French president Emmanuel Macron, still seething over losing an Australian submarine deal to the US, touted a safer investment back home when he debuted a mockup of the newest high-speed TGV train today.
The TGV-M, which is being billed as the “TGV of the future,” is set to enter service by 2024.
The new model will fit more passengers and be more cost and energy efficient, Romuald Gicquel, the managing director at the manufacturer Alstom, which is developing the TGV-M, told regional broadcast network France Bleu.
Macron’s government has promised to invest €6.5 billion, or $7.6 billion, in high-speed train lines this year. The TGV-M is part of a broader effort by the government to modernize the rail system as its the state’s operator, SNCF, opens itself up to bids from competitors.
While the French have found plenty of reasons to complain about the TGV over its 40 years of existence—some say the trains are too loud, while others say they are too expensive—the country is nevertheless often cited as one of the pioneers of high-speed rail along with systems like that of Japan and China.
The debut of more innovative railways abroad almost always begs the same question stateside: Why doesn’t the US have anything close to this?
“We are embarrassingly far behind the rest of the world,” says Rick Harnish, executive director of the High Speed Rail Alliance, which advocates for a national high-speed rail program.
But Harnish maintain the US can still catch up to its rivals by finishing regional high-speed projects that are in the works, as well as modernizing the lines already in operation.
Americans were promised high-speed rail more than a decade ago when former president Barack Obama allocated $10 billion in the stimulus bill for US railroads.
“There’s no reason why Europe or China should have the fastest trains, when we can build them right here in America,” the president said in a statement at the time.
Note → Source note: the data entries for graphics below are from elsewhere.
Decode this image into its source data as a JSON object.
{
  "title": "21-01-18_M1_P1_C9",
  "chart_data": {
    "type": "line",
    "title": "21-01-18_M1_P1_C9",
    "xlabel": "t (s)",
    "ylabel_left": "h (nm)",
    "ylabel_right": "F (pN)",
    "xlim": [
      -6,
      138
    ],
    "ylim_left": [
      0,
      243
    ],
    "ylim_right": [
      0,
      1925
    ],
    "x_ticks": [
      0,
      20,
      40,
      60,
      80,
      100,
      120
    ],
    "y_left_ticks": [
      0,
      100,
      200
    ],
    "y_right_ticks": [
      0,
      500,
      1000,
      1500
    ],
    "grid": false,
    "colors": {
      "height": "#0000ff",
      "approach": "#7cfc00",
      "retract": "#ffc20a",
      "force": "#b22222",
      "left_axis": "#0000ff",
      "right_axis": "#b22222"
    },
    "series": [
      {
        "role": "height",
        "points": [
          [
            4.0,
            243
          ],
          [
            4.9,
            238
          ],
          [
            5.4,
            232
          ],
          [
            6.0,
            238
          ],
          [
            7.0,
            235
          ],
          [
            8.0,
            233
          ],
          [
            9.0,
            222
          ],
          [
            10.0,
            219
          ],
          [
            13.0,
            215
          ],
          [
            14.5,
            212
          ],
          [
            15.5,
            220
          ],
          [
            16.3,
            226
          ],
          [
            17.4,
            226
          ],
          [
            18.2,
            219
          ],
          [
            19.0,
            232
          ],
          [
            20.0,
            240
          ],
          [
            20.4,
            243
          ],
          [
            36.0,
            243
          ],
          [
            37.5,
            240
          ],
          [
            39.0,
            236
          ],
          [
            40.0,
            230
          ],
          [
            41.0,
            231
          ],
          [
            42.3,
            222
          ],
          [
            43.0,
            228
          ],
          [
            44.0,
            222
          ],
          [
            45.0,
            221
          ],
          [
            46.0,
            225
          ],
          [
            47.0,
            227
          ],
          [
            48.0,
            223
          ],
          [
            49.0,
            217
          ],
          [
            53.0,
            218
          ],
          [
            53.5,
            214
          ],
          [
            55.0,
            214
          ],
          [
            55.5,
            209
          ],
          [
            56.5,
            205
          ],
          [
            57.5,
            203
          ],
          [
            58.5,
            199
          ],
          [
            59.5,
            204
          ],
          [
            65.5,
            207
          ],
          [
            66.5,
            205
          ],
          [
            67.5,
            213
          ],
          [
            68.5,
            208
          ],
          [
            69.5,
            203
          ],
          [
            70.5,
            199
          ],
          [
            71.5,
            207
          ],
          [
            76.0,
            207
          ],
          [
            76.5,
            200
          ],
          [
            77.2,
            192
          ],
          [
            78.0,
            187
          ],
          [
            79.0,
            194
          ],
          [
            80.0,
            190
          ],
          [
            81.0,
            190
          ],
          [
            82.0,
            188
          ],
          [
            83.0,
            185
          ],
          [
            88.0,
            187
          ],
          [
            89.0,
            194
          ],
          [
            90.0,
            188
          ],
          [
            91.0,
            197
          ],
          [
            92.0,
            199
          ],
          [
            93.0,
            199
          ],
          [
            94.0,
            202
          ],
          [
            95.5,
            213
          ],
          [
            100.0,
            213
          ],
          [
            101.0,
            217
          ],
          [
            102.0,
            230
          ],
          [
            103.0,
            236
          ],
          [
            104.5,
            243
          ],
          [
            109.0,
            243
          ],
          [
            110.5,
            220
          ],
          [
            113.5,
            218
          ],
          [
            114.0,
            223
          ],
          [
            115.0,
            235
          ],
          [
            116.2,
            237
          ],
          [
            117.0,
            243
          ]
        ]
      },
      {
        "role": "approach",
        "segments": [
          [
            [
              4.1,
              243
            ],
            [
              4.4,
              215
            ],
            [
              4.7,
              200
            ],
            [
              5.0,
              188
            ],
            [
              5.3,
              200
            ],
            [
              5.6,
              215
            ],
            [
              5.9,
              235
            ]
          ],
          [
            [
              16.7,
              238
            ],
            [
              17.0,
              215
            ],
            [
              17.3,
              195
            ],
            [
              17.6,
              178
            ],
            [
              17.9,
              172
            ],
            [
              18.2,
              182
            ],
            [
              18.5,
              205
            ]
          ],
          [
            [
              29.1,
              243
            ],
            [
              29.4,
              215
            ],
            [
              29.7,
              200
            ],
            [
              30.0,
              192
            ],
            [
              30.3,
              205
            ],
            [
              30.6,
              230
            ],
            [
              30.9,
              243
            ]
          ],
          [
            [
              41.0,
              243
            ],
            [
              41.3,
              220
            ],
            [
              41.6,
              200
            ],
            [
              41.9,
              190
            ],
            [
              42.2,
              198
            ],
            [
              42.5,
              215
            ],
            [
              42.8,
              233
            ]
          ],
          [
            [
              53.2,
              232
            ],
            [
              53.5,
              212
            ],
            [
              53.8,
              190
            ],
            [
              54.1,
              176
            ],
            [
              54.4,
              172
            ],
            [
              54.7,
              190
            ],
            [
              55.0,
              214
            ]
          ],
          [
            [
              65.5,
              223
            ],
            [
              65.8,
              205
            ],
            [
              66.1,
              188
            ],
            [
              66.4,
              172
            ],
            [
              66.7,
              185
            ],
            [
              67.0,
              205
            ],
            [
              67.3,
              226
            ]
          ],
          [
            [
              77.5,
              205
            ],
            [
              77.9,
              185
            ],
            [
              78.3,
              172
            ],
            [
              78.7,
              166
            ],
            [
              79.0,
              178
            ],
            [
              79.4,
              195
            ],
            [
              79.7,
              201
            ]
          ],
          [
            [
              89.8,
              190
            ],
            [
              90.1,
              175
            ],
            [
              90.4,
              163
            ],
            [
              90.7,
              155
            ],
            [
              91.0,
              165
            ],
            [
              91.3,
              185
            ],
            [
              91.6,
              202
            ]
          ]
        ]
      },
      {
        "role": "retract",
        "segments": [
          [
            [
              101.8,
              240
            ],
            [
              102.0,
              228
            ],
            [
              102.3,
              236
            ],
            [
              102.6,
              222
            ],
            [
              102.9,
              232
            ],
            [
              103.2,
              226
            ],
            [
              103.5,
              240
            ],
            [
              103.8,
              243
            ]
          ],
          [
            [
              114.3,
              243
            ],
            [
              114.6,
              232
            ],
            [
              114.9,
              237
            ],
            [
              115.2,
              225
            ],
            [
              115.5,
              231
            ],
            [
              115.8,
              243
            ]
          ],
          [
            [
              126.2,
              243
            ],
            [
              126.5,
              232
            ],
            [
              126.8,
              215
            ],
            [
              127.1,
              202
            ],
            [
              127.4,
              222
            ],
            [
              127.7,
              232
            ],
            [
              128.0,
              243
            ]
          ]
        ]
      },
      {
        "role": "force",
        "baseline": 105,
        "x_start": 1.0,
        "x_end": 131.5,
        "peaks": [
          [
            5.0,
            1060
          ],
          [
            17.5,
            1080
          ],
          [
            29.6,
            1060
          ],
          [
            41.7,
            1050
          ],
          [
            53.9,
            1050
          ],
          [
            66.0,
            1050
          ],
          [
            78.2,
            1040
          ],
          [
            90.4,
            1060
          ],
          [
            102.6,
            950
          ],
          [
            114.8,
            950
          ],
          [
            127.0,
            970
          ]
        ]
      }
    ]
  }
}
Still, many of the high-speed projects that received funding through this investment never materialized, and others—such as a 171-mile link in California’s Central Valley—are still dragging on. The US remains, for better or worse, a car-dependent country.
While both president Joe Biden and transportation secretary Pete Buttigieg have touted the potential benefits of high-speed rail, the administration didn’t allocate any funding for such projects in its $1.2 trillion infrastructure package. Instead, it proposed $66 billion to renovate already-existing Amtrak lines, which Harnish says is an important step.
There are other high-speed rail lines in the works, including one connecting Dallas and Houston and others in Nevada and Arizona. These projects have been plagued with budgetary and logistical concerns, but Harnish maintains that for the US to inch closer to other countries with high-speed rail systems, “the most important thing to do is to get a segment running.” He said that his organization is advocating for a national system that is made up of 20% high-speed lines and 80% upgraded existing lines with trains that travel faster and more frequently.
While France still holds up the TGV as an example for other countries, the rail line has not always been profitable, and other ambitious European projects—such as the Munich-Verona line—have never gotten off the ground.
Elsewhere, the coronavirus pandemic hampered a number of rail projects in the works, including a $17 billion line from Kuala Lumpur to Singapore that was canceled at the end of last year and a 225-mile-an-hour train from London to Birmingham in the UK that may soon be scaled back due to budgetary concerns.
Still, Harnish says he doesn’t see any reason for the US to give up: “Basically every country that has high-speed rail today thought at some point they weren’t going to do it.”